Coaches’ recognition of body change should therefore include both appreciation of body change and direction for maintaining a nutritious diet with the help of an expert, such as a nutritionist. However, team meetings with nutritionists are generally considered as ineffective, particularly if there are no regularly follow-up appointments. More effective would be individual trainings and support for athletes.

  • Individualised athlete-centered training

Coaches providing individual training suggestions is considered as very supportive and helpful for the athletic body image. It is recommended to use the technique of goal-setting to communicate helpful, constructive & individual training suggestions and body image differences between athletes. It is important to recognise these individual differences, particularly when developing training plans, because all our bodies are unique. By setting goals, coaches can individually communicate with athletes about their bodies. Setting e.g. a goal for an ideal weight range as opposed to a specific weight is also an effective strategy when it comes to a healthy communication of body image.

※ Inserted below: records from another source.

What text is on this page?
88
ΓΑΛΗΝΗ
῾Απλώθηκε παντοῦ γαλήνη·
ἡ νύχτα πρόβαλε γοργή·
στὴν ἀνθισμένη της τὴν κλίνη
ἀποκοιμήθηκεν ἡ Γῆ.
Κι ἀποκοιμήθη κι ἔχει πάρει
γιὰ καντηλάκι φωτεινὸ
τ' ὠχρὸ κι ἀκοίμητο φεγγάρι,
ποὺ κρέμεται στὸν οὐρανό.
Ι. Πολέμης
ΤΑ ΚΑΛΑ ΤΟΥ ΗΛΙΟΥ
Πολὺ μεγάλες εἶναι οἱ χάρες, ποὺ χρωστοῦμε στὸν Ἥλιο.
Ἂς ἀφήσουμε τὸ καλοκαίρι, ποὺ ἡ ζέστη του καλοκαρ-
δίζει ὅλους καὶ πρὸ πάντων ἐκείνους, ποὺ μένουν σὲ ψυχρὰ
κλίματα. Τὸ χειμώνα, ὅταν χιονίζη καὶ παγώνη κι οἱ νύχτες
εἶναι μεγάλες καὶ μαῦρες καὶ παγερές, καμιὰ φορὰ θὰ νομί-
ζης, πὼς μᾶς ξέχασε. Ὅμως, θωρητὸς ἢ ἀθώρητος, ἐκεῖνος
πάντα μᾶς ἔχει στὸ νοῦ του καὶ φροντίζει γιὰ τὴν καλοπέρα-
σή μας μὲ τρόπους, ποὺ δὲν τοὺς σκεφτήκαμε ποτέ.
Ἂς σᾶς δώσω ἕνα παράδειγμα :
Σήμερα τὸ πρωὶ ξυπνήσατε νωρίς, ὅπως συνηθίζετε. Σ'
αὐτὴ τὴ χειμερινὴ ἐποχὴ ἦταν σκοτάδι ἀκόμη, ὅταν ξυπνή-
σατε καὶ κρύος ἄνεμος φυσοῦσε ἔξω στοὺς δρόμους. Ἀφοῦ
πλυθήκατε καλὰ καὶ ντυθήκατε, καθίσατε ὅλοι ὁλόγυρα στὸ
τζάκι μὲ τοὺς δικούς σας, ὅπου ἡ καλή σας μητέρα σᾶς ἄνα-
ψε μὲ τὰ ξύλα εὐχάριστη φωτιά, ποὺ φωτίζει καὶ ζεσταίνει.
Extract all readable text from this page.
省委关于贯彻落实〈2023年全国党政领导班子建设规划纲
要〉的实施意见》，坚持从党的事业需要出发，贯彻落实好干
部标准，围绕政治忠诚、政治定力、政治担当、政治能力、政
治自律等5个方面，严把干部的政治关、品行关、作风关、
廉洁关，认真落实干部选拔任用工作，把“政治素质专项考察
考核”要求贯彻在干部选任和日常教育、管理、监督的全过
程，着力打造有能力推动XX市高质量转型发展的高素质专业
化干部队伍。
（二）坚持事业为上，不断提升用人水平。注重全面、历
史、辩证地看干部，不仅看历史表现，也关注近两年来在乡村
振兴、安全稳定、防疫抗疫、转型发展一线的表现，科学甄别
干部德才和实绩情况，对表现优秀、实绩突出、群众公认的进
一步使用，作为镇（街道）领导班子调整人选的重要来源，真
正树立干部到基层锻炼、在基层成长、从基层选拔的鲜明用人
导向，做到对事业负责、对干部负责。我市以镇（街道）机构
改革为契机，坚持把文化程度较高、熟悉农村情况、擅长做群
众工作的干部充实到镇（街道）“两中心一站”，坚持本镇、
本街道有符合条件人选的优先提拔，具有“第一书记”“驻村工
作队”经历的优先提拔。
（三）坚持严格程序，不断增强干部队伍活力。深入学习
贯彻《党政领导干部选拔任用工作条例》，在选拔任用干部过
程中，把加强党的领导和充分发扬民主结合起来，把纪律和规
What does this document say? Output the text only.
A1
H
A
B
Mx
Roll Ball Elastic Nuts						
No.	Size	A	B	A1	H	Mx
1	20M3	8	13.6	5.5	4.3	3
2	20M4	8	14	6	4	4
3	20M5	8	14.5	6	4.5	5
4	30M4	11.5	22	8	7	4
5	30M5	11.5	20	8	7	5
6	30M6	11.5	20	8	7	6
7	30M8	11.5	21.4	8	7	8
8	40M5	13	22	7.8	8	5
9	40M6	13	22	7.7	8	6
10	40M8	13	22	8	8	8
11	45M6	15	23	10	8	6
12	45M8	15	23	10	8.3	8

Coaches’ communication of constructive training feedback and suggestions is very helpful. Alternative suggestions such as “try this instead of that” is very valuable. If coaches suggest body change to individual athletes, they should do so sensitively and preferably in a conversation. Before discussing the body, it is recommended to make positive comments about e.g. the athlete’s skills.

  • Coach as a role model

Coaches can be either positive or negative role models when it comes to the communication of body image. Positive role models are coaches who model healthy eating and exercising in order to communicate a healthy body image. It is in fact highly respected if coaches practice what they preach and set a good example. However, hypocritical behaviour and unhealthy role modelling in terms of eating is considered as unhealthy role-modeling and often therefore is disrespected by athletes.

What were your experiences? What kind of communication by your coaches have you found rather helpful and supportive? What have you found to be rather unhelpful?